Yes absolutely. Addressing this is on my list of things to do in the CWE-319 ticket, but I don't think there's an existing library class to replace Zero with that will just do it. There is some configurability in Nullness.qll (that defines Zero), but it might be better to use GVN or dataflow instead.
There was a problem hiding this comment.
I think it would be fine to exclude any constant-valued socket expression. The ones we care about here are always created from calling socket or similar functions, right?
There was a problem hiding this comment.
Yes, I think that's sensible. Not only does it avoid a list of cases, any constant we're unaware of is likely to be something special we shouldn't make assumptions about.
| * | ||
| * note: functions such as `write` may be writing to a network source or a file. We could attempt to determine which, and sort results into `cpp/cleartext-transmission` and perhaps `cpp/cleartext-storage-file`. In practice it usually isn't very important which query reports a result as long as its reported exactly once. | ||
| */ | ||
| class NetworkSend extends NetworkSendRecv { |
There was a problem hiding this comment.
One of the reasons we generally prefer modelling Function rather than Call is that a Function model also applies directly to IR dataflow, whereas a Call model has to be translated. Of course, a Call model can have more details. The hybrid you've arrived at here LGTM.
|
I really like the LGTM results for this query even though there are a few FPs. I'm guessing most projects don't realize they've vendored code that will do unencrypted auth to an HTTP server or a proxy server. Maybe that seemed fine 10 years ago. |
Co-authored-by: Jonas Jensen <jbj@github.com>
|
Fixed autoformat. There are a couple of things that came up in discussions to be addressed as follow-up, but I believe this PR itself is ready to merge. |
Add a new query 'Cleartext transmission of sensitive information' (
cpp/cleartext-transmission). This fills a gap in our existing queries 'Cleartext storage of sensitive information in file' (cpp/cleartext-storage-file), 'Cleartext storage of sensitive information in buffer' (cpp/cleartext-storage-buffer) and 'Cleartext storage of sensitive information in an SQLite database' (cpp/cleartext-storage-database) - and allows us to catch the SAMATE Juliet tests cases for CWE-319.Results on LGTM: https://lgtm.com/query/8348355846815574667/ --- decent number of results, without being noisy on any particular project. Most results look worthwhile, though it's hard to judge which if any are actual security vulnerabilities without digging deep into the design of the software in question. The
alibaba/AliSQLis notable as a likely FP, as the path goes through a functionencrypt_and_write_file, which presumably does what it says. The result inopenwall/johnalso hints at encryption being present.Results on SAMATE Juliet tests: https://jenkins.internal.semmle.com/job/Security/job/SAMATE/job/SAMATE-cpp-detailed/163/ --- we catch all of the CWE-319 tests, but unfortunately produce a large number of FPs on that same CWE.
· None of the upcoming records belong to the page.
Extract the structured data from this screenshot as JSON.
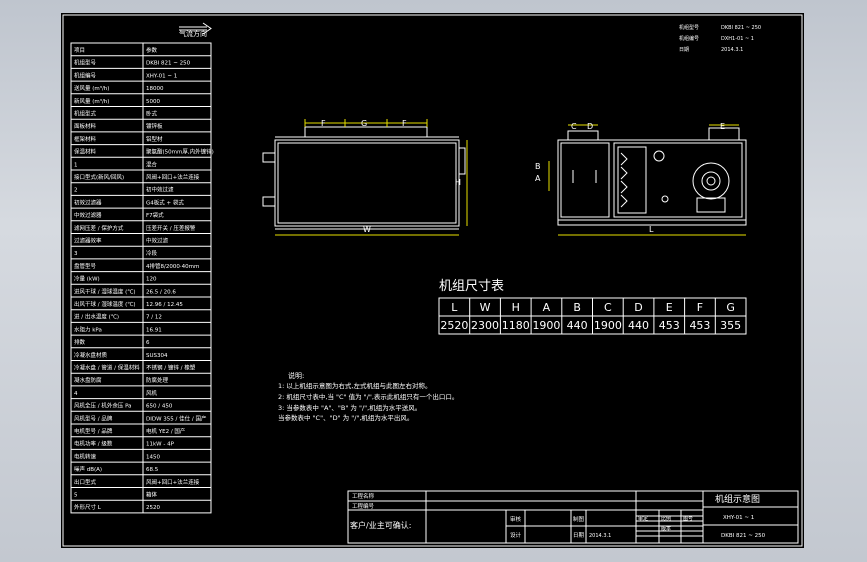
{
  "colors": {
    "background": "#000000",
    "line": "#ffffff",
    "dim": "#e8e000",
    "frame": "#c9ced6"
  },
  "header": {
    "airflow_label": "气流方向"
  },
  "top_right": {
    "rows": [
      [
        "机组型号",
        "DKBI 821 ~ 250"
      ],
      [
        "机组编号",
        "DXH1-01 ~ 1"
      ],
      [
        "日期",
        "2014.3.1"
      ]
    ]
  },
  "spec_table": {
    "rows": [
      [
        "项目",
        "参数"
      ],
      [
        "机组型号",
        "DKBI 821 ~ 250"
      ],
      [
        "机组编号",
        "XHY-01 ~ 1"
      ],
      [
        "送风量 (m³/h)",
        "18000"
      ],
      [
        "新风量 (m³/h)",
        "5000"
      ],
      [
        "机组型式",
        "卧式"
      ],
      [
        "面板材料",
        "镀锌板"
      ],
      [
        "框架材料",
        "铝型材"
      ],
      [
        "保温材料",
        "聚氨酯(50mm厚,内外镀锌)"
      ],
      [
        "1",
        "混合"
      ],
      [
        "接口型式(新风/回风)",
        "风阀+回口+法兰连接"
      ],
      [
        "2",
        "初中效过滤"
      ],
      [
        "初效过滤器",
        "G4板式 + 袋式"
      ],
      [
        "中效过滤器",
        "F7袋式"
      ],
      [
        "滤网压差 / 保护方式",
        "压差开关 / 压差报警"
      ],
      [
        "过滤器效率",
        "中效过滤"
      ],
      [
        "3",
        "冷段"
      ],
      [
        "盘管型号",
        "4排管8/2000·40mm"
      ],
      [
        "冷量 (kW)",
        "120"
      ],
      [
        "进风干球 / 湿球温度 (℃)",
        "26.5 / 20.6"
      ],
      [
        "出风干球 / 湿球温度 (℃)",
        "12.96 / 12.45"
      ],
      [
        "进 / 出水温度 (℃)",
        "7 / 12"
      ],
      [
        "水阻力 kPa",
        "16.91"
      ],
      [
        "排数",
        "6"
      ],
      [
        "冷凝水盘材质",
        "SUS304"
      ],
      [
        "冷凝水盘 / 管道 / 保温材料",
        "不锈钢 / 镀锌 / 橡塑"
      ],
      [
        "凝水盘防腐",
        "防腐处理"
      ],
      [
        "4",
        "风机"
      ],
      [
        "风机全压 / 机外余压 Pa",
        "650 / 450"
      ],
      [
        "风机型号 / 品牌",
        "DIDW 355 / 佳仕 / 国产"
      ],
      [
        "电机型号 / 品牌",
        "电机 YE2 / 国产"
      ],
      [
        "电机功率 / 级数",
        "11kW - 4P"
      ],
      [
        "电机转速",
        "1450"
      ],
      [
        "噪声 dB(A)",
        "68.5"
      ],
      [
        "出口型式",
        "风阀+回口+法兰连接"
      ],
      [
        "5",
        "箱体"
      ],
      [
        "外形尺寸 L",
        "2520"
      ]
    ]
  },
  "views": {
    "front": {
      "dims": [
        "F",
        "G",
        "F",
        "H",
        "W"
      ]
    },
    "side": {
      "dims": [
        "C",
        "D",
        "E",
        "A",
        "B",
        "L"
      ]
    }
  },
  "dimension_table": {
    "title": "机组尺寸表",
    "headers": [
      "L",
      "W",
      "H",
      "A",
      "B",
      "C",
      "D",
      "E",
      "F",
      "G"
    ],
    "values": [
      "2520",
      "2300",
      "1180",
      "1900",
      "440",
      "1900",
      "440",
      "453",
      "453",
      "355"
    ]
  },
  "notes": {
    "title": "说明:",
    "lines": [
      "1: 以上机组示意图为右式,左式机组与此图左右对称。",
      "2: 机组尺寸表中,当 \"C\" 值为 \"/\",表示此机组只有一个出口口。",
      "3: 当参数表中 \"A\"、\"B\" 为 \"/\",机组为水平送风。",
      "   当参数表中 \"C\"、\"D\" 为 \"/\",机组为水平出风。"
    ]
  },
  "title_block": {
    "project_label": "工程名称",
    "project_value": "",
    "drawing_no_label": "工程编号",
    "drawing_no_value": "",
    "customer_confirm": "客户/业主可确认:",
    "checked_label": "审核",
    "designed_label": "设计",
    "drawn_label": "制图",
    "approved_label": "审定",
    "date_label": "日期",
    "date_value": "2014.3.1",
    "scale_label": "比例",
    "sheet_label": "图号",
    "version_label": "版本",
    "title": "机组示意图",
    "model_line1": "XHY-01 ~ 1",
    "model_line2": "DKBI 821 ~ 250"
  }
}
Results on DCA: https://github.com/github/codeql-dca-main/issues/285 --- 448 results in the SAMATE Juliet test, 1 result in
git. The latter looks like a reasonable result, and also shows up in the LGTM run (where it's easier to view).I've given the query
@precision mediumfor now, with the hopes of fixing most of the FPs in a follow-up and upgrading it tohigh.